Update: I’m not going to link to it ’cause I don’t want to fill Hogg’s comments up with my trackbacks, but Rosenberg points out that Gatten did Bellamy-Small a favor:
The day before Ms. Gatten’s heroic act of moral purity, Ms. Bellamy-Small was a politician disconnected from her constituency and in rapid decline. She faced a re-election battle which she barely won in the previous cycle and would likely be fought once again as the only sitting African-American officeholder not to receive the endorsement of the most influential PAC representing African-American interests. The day after Gatten’s announcement, Bellamy-Small was embraced by her community, all the selfishness and oddity washed away in martyrdom. Whose interests does that advance aside from Gatten’s own?
Update: Rosenberg puts it all together:
She’s not street enough to demand acknowledgment, but Florence Gatten is Diann Bellamy-Small’s political daddy. What makes Greensboro’s racial politics unique isn’t the effectiveness of radicals, it’s the failure of moderates. If Greensboro had a moderate coalition of reasonable officeholders willing to occasionally step off the ideological gas and make back-and-forth compromises, cries of racism would have a false ring. Instead, we get Gatten’s call for resignation, the Council’s stronger than necessary slap at the TRC, lock-outs, firings, lie detector tests, punitive document drops, and a million other missed opportunities for building trust. This makes it possible for self-serving politicians to whisper to to their constituents, “they are out to get us,†and be believed. Florence Gatten is right about Diann Bellamy-Small. Congratulations. Big deal. It came at a price. I’d bet anything it cost Gatten a chunk of trust from Goldie Wells, Yvonne Johnson, and the broader minority community — which makes her a less effective politician. It costs all of us to have yet another negative racial firestorm ignite and be followed by the inevitable period of bad governance. Instead of a shrill and and clunky public rant, I wish Gatten had quietly sought to gain the trust of Johnson and Wells, and in the process give a moderate center a chance to be born.

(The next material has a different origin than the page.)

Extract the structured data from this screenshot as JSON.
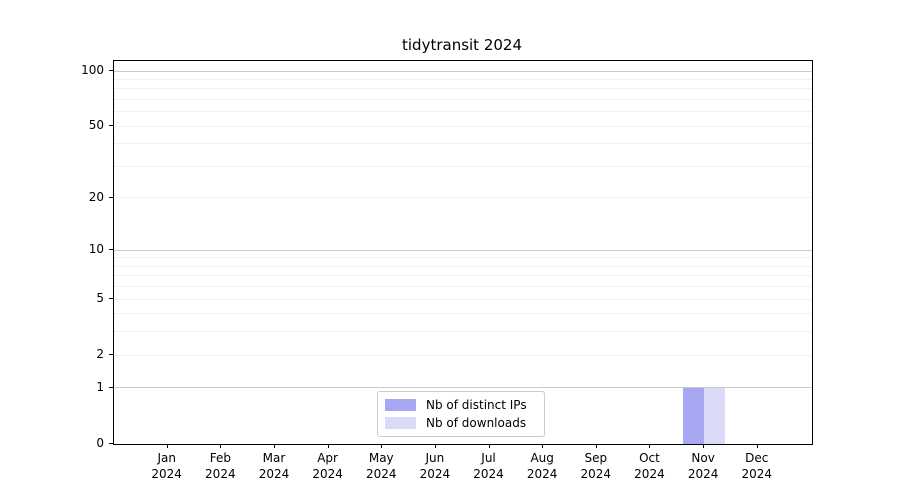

If you recall her statement on News 2 the other night she essentially said that she would not step down for just a council members request..she wanted to go with what the people thought.l Sandra Hughes then told the results of the on-line poll and 96% of the viewers thought she should step down. What more do you need, Diane?
There was an editorial in today’s N&R indicating by the time a recall took place, her term would be over.

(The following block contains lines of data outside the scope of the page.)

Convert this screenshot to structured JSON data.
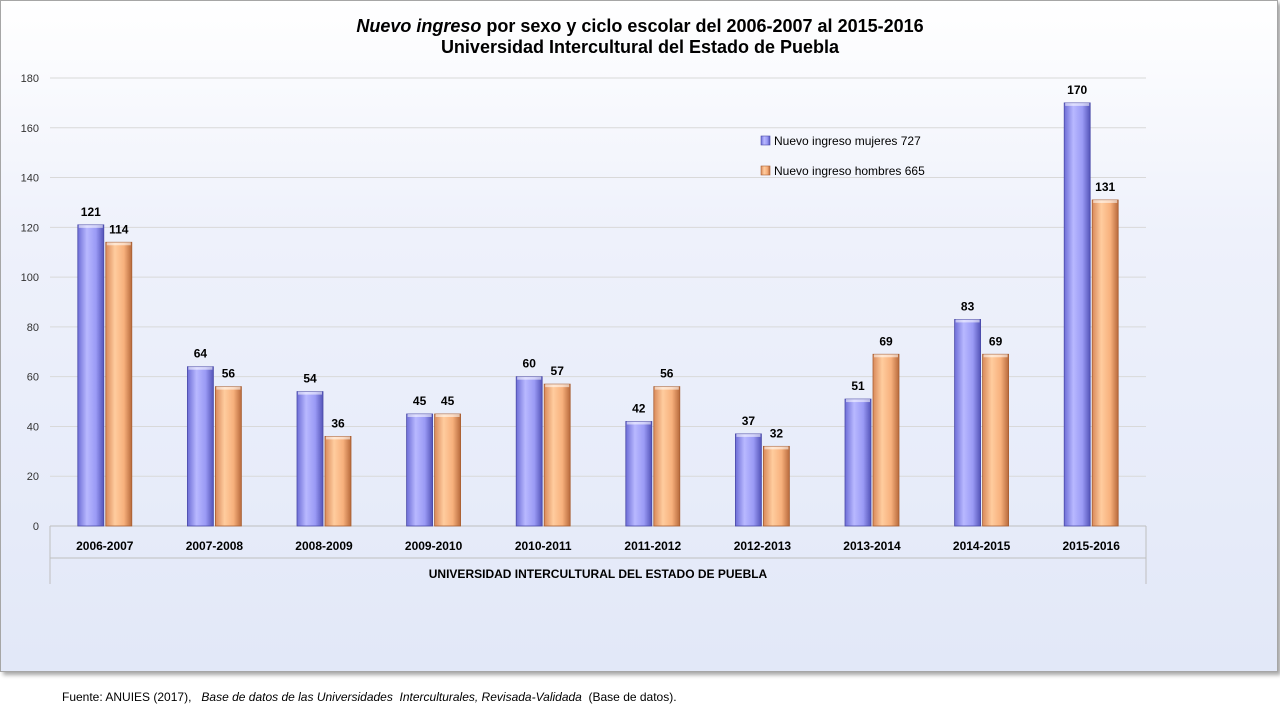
{
  "title": {
    "line1_italic": "Nuevo ingreso",
    "line1_rest": "  por sexo  y ciclo escolar del 2006-2007 al 2015-2016",
    "line2": "Universidad Intercultural del Estado de Puebla"
  },
  "source": {
    "prefix": "Fuente: ANUIES (2017),   ",
    "italic": "Base de datos de las Universidades  Interculturales, Revisada-Validada",
    "suffix": "  (Base de datos)."
  },
  "colors": {
    "mujeres": "#9999ff",
    "hombres": "#ffb27a",
    "grid": "#d9d9d9"
  },
  "chart_data": {
    "type": "bar",
    "title": "Nuevo ingreso  por sexo  y ciclo escolar del 2006-2007 al 2015-2016 Universidad Intercultural del Estado de Puebla",
    "xlabel": "UNIVERSIDAD INTERCULTURAL DEL ESTADO DE PUEBLA",
    "ylabel": "",
    "ylim": [
      0,
      180
    ],
    "yticks": [
      0,
      20,
      40,
      60,
      80,
      100,
      120,
      140,
      160,
      180
    ],
    "grid": true,
    "legend_position": "top-right",
    "categories": [
      "2006-2007",
      "2007-2008",
      "2008-2009",
      "2009-2010",
      "2010-2011",
      "2011-2012",
      "2012-2013",
      "2013-2014",
      "2014-2015",
      "2015-2016"
    ],
    "series": [
      {
        "name": "Nuevo ingreso mujeres 727",
        "values": [
          121,
          64,
          54,
          45,
          60,
          42,
          37,
          51,
          83,
          170
        ]
      },
      {
        "name": "Nuevo ingreso hombres 665",
        "values": [
          114,
          56,
          36,
          45,
          57,
          56,
          32,
          69,
          69,
          131
        ]
      }
    ]
  }
}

I think cries of racism do have a false ring for most Blacks. The people I talk to in my apartment complex are embarrassed by the Pulpit Forum and the antics of Bellamy-Small, Alston and Davis. Unfortunately the small groups who do listen are willing to get out and vote them back into office. I can not understand how these people can not understand that the Blacks needed the Whites to get them this far, and they will need Whites to get them further. I am so frustrated that what has been gained will be lost by a small group of nasty hotheads who keep foisting criminals and in B-S case, nut cases, on the rest of the community. The very best of the Black community stepped forth before and were able to explain to all how they felt and what they needed and the White community responded. There can be no response at all to this stupidity but to ignore it, or worse, to get angry about it as is happening if letters to the papers mean anything.
Or we could make fun of it. That’s my plan.